Illustration: John Shakespeare.
The banks are posting results that suggest SPC, Toyota and corporate casualties, including resources sector engineering and construction group Forge, are not harbingers of a deep corporate slump - or at least, not yet.
They have loans out right across the economy, and the health of their loan books is a measure of how the nation has been travelling.
When bank loans do go bad, they also tend to rot from the head down. Corporate and institutional loan books sour first.
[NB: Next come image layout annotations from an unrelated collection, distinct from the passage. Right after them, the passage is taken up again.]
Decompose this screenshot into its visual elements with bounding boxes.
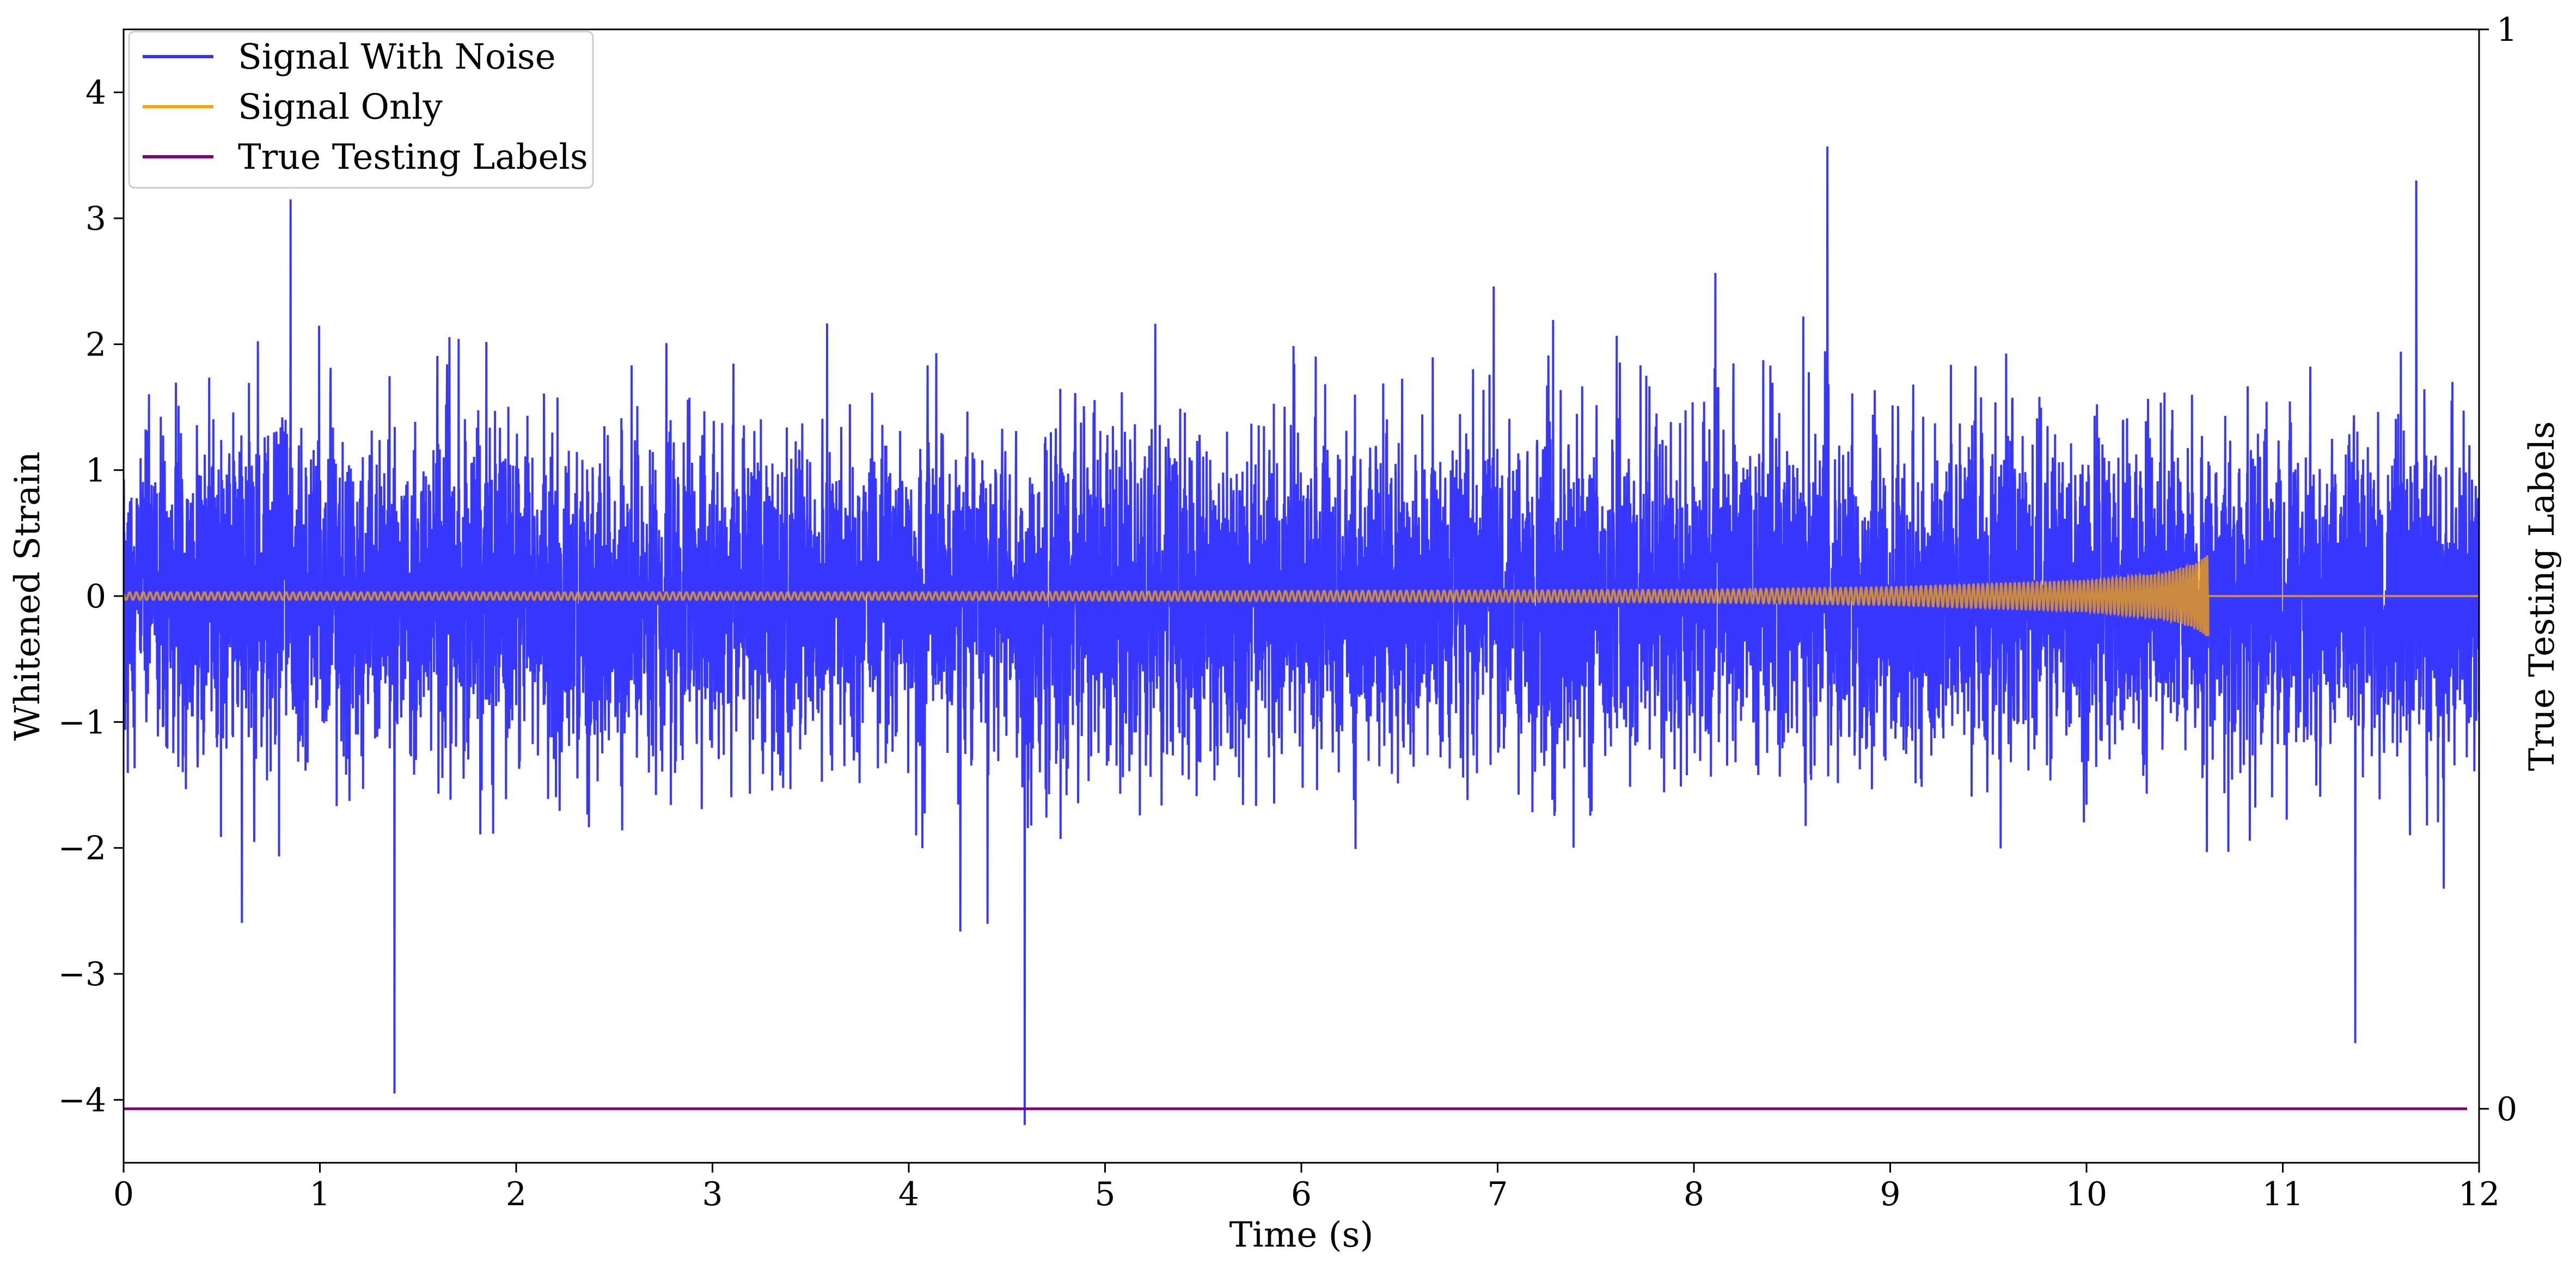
x-tick-label: 10: [2066, 1175, 2107, 1213]
x-tick-label: 4: [898, 1175, 919, 1213]
y-tick-label: 2: [85, 326, 106, 364]
legend-label-signal-with-noise: Signal With Noise: [238, 37, 556, 77]
legend-box: [128, 30, 594, 189]
x-axis-label: Time (s): [1229, 1215, 1374, 1255]
series-signal-only: [124, 555, 2479, 636]
x-tick-label: 5: [1094, 1175, 1115, 1213]
legend-label-signal-only: Signal Only: [238, 87, 443, 127]
series-signal-with-noise: [124, 146, 2479, 1125]
y-axis-right: 01: [2479, 11, 2517, 1128]
y-tick-label: 3: [85, 200, 106, 238]
x-tick-label: 0: [113, 1175, 134, 1213]
x-tick-label: 3: [702, 1175, 723, 1213]
y-tick-label: −4: [58, 1081, 106, 1119]
x-tick-label: 6: [1291, 1175, 1312, 1213]
y-tick-label: 0: [85, 578, 106, 616]
series-layer: [124, 146, 2479, 1125]
x-tick-label: 7: [1487, 1175, 1508, 1213]
y-axis-label: Whitened Strain: [8, 451, 48, 740]
y-tick-label: 4: [85, 74, 106, 112]
y-tick-label: −2: [58, 830, 106, 868]
y2-tick-label: 1: [2497, 11, 2517, 49]
legend-label-true-testing-labels: True Testing Labels: [238, 137, 588, 177]
y2-axis-label: True Testing Labels: [2522, 421, 2562, 771]
y-tick-label: −1: [58, 703, 106, 741]
x-tick-label: 9: [1880, 1175, 1900, 1213]
x-tick-label: 8: [1684, 1175, 1704, 1213]
x-tick-label: 11: [2262, 1175, 2303, 1213]
y-axis-left: −4 −3 −2 −1 0 1 2 3 4: [58, 74, 124, 1119]
y2-tick-label: 0: [2497, 1090, 2517, 1128]
x-tick-label: 12: [2458, 1175, 2500, 1213]
x-axis: 0 1 2 3 4 5 6 7 8 9 10 11 12: [113, 1163, 2500, 1213]
y-tick-label: −3: [58, 955, 106, 993]
y-tick-label: 1: [85, 452, 106, 490]
legend: Signal With Noise Signal Only True Testi…: [128, 30, 594, 189]
x-tick-label: 1: [309, 1175, 330, 1213]
plot-area: [124, 146, 2479, 1125]
x-tick-label: 2: [506, 1175, 527, 1213]
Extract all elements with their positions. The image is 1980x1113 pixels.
Household loan demand may slow as fears of job losses rise, but household loan defaults hang on whether or not job losses occur in sufficient numbers.
ANZ's announcement of a 13 per cent rise in cash earnings to $1.73 billion in the December quarter and CBA's report on a 14 per cent lift in cash earnings to $4.3 billion in the December half both revealed solid credit quality, however.
ANZ's general and specific provisions for problem loans were $191 million in the quarter, down from $322 million in the September quarter last year, and $311 million in the December 2012 quarter.
Individual provisions fell from $285 million in the September quarter to $157 million, and other measures are pointing in the right direction.
Non-performing loans as a percentage of gross loans and advances have, for example, fallen steadily from 1.78 per cent in the December 2011 quarter, to 1.19 per cent, and ANZ's portfolio of impaired assets has declined by $2.2 billion or 35 per cent since March 2011.
On Tuesday ANZ chief executive Mike Smith described the credit environment as ''benign'', and noted that corporate balance sheets were strong, here and overseas.
Corporate balance sheets that were cleaned up during and after the global crisis are, if anything, under-utilised as boards continue to build reserves and keep a lid on spending. Business credit growth in Australia was an anaemic 1 per cent last year, well below a 4.6 per cent rise in mortgage lending.
Companies become better credit risks when they pay their debts down and rein in expenditure, however, and CBA chief executive Ian Narev used the same adjective as Smith - benign - to describe the climate on Wednesday.
CBA's December half cash profit was $518 million higher compared with the December 2012 half, and revenue gains, cost control and lower problem loan provisions all contributed, offsetting a slight decline in CBA's net interest margin - the difference between what it pays for money and what it charges to pass it on.
CBA's net interest margin fell by 3 basis points from 2.17 per cent to 2.14 per cent compared with the June half last year. It was still 4 basis points wider than it was in the December half last year, however, and in the December half CBA's interest-earning assets rose by 5 per cent.
As with the ANZ, lower debt charges added cream for CBA. Its loan impairment expenses of $457 million were 26 per cent or $159 million lower in the half than they were a year earlier.
They were down a less propulsive 2 per cent compared with the June half, but as a percentage of gross loans and acceptances they have fallen from almost three-quarters of a per cent in the global crisis-affected year to June 2009 to just 0.16 per cent. Home loan arrears have more than halved, and CBA's portfolio of troublesome commercial loans has shrunk by 44 per cent since December 2010, including a 17 per cent fall in the latest half.
CBA bumped its interim dividend up from from $1.64 to $1.83 (shareholders should mark April 3 as the payment date) and it had this to say about its general position: ''Asset quality ratios show continued improvement [with] the level of impaired assets, commercial troublesome assets and retail arrears continuing to reduce … the credit quality of both the retail and corporate portfolios remained sound.''
That pretty much sums up the current state of play. Headlines about companies being in various kinds of crisis are continuing to appear, and are one reason consumer confidence is now barely positive, and at it lowest point since last May. They are not, however, yet translating to deteriorating bank debt quality.
One caveat is that bad debt episodes tend to come late in a corporate downturn. There's a stigma attached to failing to service debt obligations, and companies fight hard to avoid it.
For the time being, however, the banks are continuing to motor along. They have been a bit out of favour with investors since the Christmas break, but don't see their loan books deteriorating and look likely to once again leverage subdued loan growth into solid earnings growth and dividend increases this year.